The frustrating thing about providing energy is that it is all around us like the air we breath, but harvesting the power is elusive. Waves constantly pound our seacoasts, lightning dissipates vast quantities of electricity, sunlight falls gently on our planet, the wind blows ceaselessly, vast temperature differential exists just miles below our feet, but alas, all goes unharnessed. Hopefully in the future one our children will take energy production like we do clean water - just turn on the spigot and it's there.

Miscellaneous Info:

  1. Transmission losses for electricity are 3% per 1000 kilometers.
  2. The United States spends 700 Billion dollars each year on imported oil.
  3. As of 2007 the world's population consumes about 15 terawatts of power. (A terawatt is 1,000 gigawatts. (A large coal-fired power station could produce about a gigawatt). This is about 6 trillion dollars of energy.
  4. 10,000 deaths occur each year from mining coal.
  5. Electricity from coal-fired power plants costs 3-5 cents/kilowatt hour.
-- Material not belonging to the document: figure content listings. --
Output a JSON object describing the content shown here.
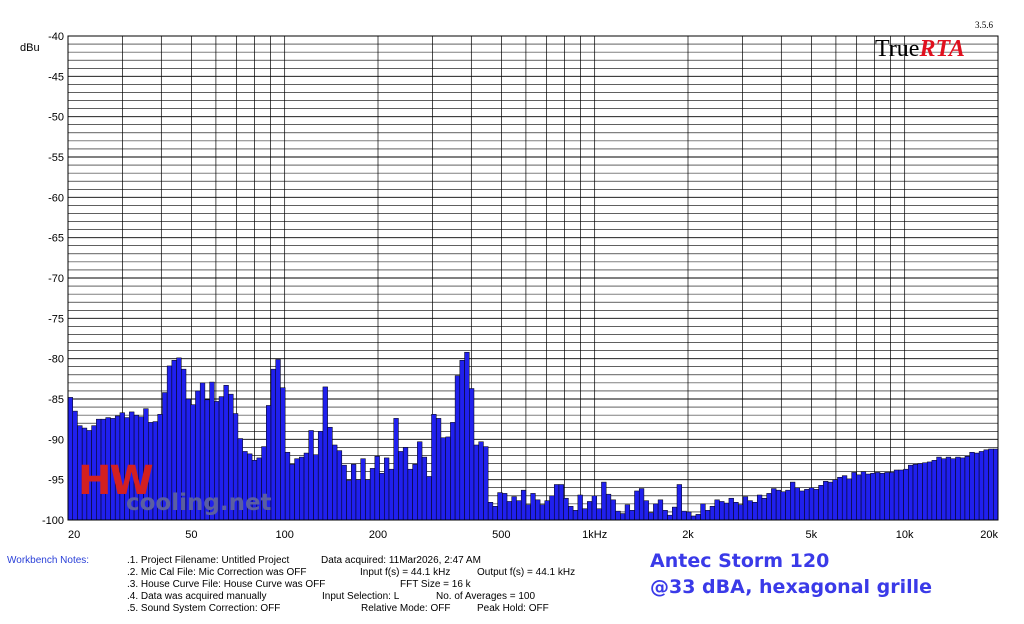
{
  "chart_data": {
    "type": "bar",
    "ylabel": "dBu",
    "ylim": [
      -100,
      -40
    ],
    "xscale": "log",
    "xlim": [
      20,
      20000
    ],
    "y_ticks": [
      -40,
      -45,
      -50,
      -55,
      -60,
      -65,
      -70,
      -75,
      -80,
      -85,
      -90,
      -95,
      -100
    ],
    "x_ticks": [
      {
        "value": 20,
        "label": "20"
      },
      {
        "value": 50,
        "label": "50"
      },
      {
        "value": 100,
        "label": "100"
      },
      {
        "value": 200,
        "label": "200"
      },
      {
        "value": 500,
        "label": "500"
      },
      {
        "value": 1000,
        "label": "1kHz"
      },
      {
        "value": 2000,
        "label": "2k"
      },
      {
        "value": 5000,
        "label": "5k"
      },
      {
        "value": 10000,
        "label": "10k"
      },
      {
        "value": 20000,
        "label": "20k"
      }
    ],
    "grid": true,
    "bar_color": "#2020ee",
    "values": [
      -84.8,
      -86.5,
      -88.3,
      -88.6,
      -88.9,
      -88.3,
      -87.5,
      -87.5,
      -87.3,
      -87.4,
      -87.1,
      -86.7,
      -87.3,
      -86.6,
      -87.0,
      -87.2,
      -86.2,
      -87.9,
      -87.8,
      -86.9,
      -84.2,
      -80.9,
      -80.2,
      -79.9,
      -81.3,
      -85.0,
      -85.7,
      -84.0,
      -83.0,
      -85.1,
      -82.9,
      -85.3,
      -84.7,
      -83.3,
      -84.4,
      -86.8,
      -89.9,
      -91.5,
      -91.8,
      -92.6,
      -92.3,
      -90.9,
      -85.8,
      -81.3,
      -80.1,
      -83.6,
      -91.6,
      -93.1,
      -92.4,
      -92.2,
      -91.7,
      -88.9,
      -91.9,
      -89.0,
      -83.5,
      -88.5,
      -90.7,
      -91.4,
      -93.2,
      -95.1,
      -93.1,
      -95.0,
      -92.4,
      -95.0,
      -93.6,
      -92.1,
      -94.2,
      -92.3,
      -93.7,
      -87.4,
      -91.5,
      -91.0,
      -93.7,
      -93.1,
      -90.3,
      -92.2,
      -94.6,
      -86.9,
      -87.4,
      -89.8,
      -89.7,
      -87.9,
      -82.1,
      -80.2,
      -79.2,
      -83.7,
      -90.7,
      -90.3,
      -90.9,
      -97.8,
      -98.3,
      -96.6,
      -96.7,
      -97.7,
      -97.1,
      -97.6,
      -96.3,
      -98.1,
      -96.7,
      -97.5,
      -98.1,
      -97.6,
      -97.0,
      -95.6,
      -95.6,
      -97.3,
      -98.3,
      -98.8,
      -96.9,
      -98.6,
      -97.7,
      -97.0,
      -98.6,
      -95.3,
      -96.8,
      -97.5,
      -98.9,
      -99.2,
      -98.1,
      -98.8,
      -96.4,
      -96.1,
      -97.6,
      -99.1,
      -98.0,
      -97.5,
      -98.8,
      -99.4,
      -98.4,
      -95.6,
      -98.9,
      -99.0,
      -99.5,
      -99.3,
      -98.0,
      -98.8,
      -98.3,
      -97.5,
      -97.7,
      -97.9,
      -97.3,
      -97.8,
      -98.1,
      -97.1,
      -97.6,
      -97.8,
      -96.9,
      -97.3,
      -96.7,
      -96.1,
      -96.3,
      -96.5,
      -96.3,
      -95.3,
      -96.0,
      -96.4,
      -96.2,
      -96.0,
      -96.2,
      -95.7,
      -95.2,
      -95.3,
      -95.0,
      -94.7,
      -94.5,
      -94.9,
      -94.1,
      -94.4,
      -94.0,
      -94.3,
      -94.2,
      -94.1,
      -94.2,
      -94.1,
      -94.1,
      -93.8,
      -93.8,
      -93.7,
      -93.2,
      -93.1,
      -93.0,
      -92.9,
      -92.8,
      -92.6,
      -92.2,
      -92.4,
      -92.2,
      -92.4,
      -92.2,
      -92.3,
      -92.1,
      -91.6,
      -91.7,
      -91.5,
      -91.3,
      -91.2,
      -91.2
    ],
    "x_start": 20,
    "x_end": 20000
  },
  "logo": {
    "true": "True",
    "rta": "RTA",
    "version": "3.5.6"
  },
  "watermark": {
    "hw": "HW",
    "site": "cooling.net"
  },
  "workbench": {
    "label": "Workbench Notes:",
    "lines": [
      ".1. Project Filename: Untitled Project",
      ".2. Mic Cal File: Mic Correction was OFF",
      ".3. House Curve File: House Curve was OFF",
      ".4. Data was acquired manually",
      ".5. Sound System Correction: OFF"
    ],
    "data_acquired": "Data acquired: 11Mar2026, 2:47 AM",
    "input_fs": "Input f(s) = 44.1 kHz",
    "output_fs": "Output f(s) = 44.1 kHz",
    "fft_size": "FFT Size = 16 k",
    "input_selection": "Input Selection: L",
    "num_averages": "No. of Averages = 100",
    "relative_mode": "Relative Mode:  OFF",
    "peak_hold": "Peak Hold: OFF"
  },
  "caption": {
    "line1": "Antec Storm 120",
    "line2": "@33 dBA, hexagonal grille"
  }
}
  6. The cost of crude oil is 70 percent the cost of gasoline.
  7. Motorcycles, although more fuel efficient, produce ten times the pollution of cars per mile.
  8. A gas-powered lawn mower while it's running pollutes the same as eleven cars.
  9. One gallon of gasoline is equivalent to 12.7 KWH or 3.53 MJ (million Joules).
  10. A lead-acid battery has a specific energy of 32 watt-hours/kg. A lithium-ion battery has 120 watt-hours per kilogram.
  11. The United States produces 10% of the world's oil and consumes 24%.
  12. In 2006 the United States consumed 20.7 million barrels a day (MMdb) of crude oil and produced 5.1 MMdbof that leaving 13.7 MMdb to be imported. During 2006, our five biggest suppliers of crude oil and petroleum products were:
    1. Canada (17.2%)
    2. Mexico (12.4%)
    3. Saudi Arabia (10.7%)
    4. Venezuela (10.4%)
    5. Nigeria (8.1%)
  13. Making a new aluminum can from a recycled one requires five percent of the energy it would take to use raw materials.
  14. 22 percent of the electricity used in the US is for lighting.
  15. Gasoline contains 45 megajoules per kilogram, lithium ion batteries around 0.6 MJ/kg.
  16. Energy is an $8 trillion per year industry.
  17. An efficient electric vehicle can get between 3 to 5 miles per KWhr.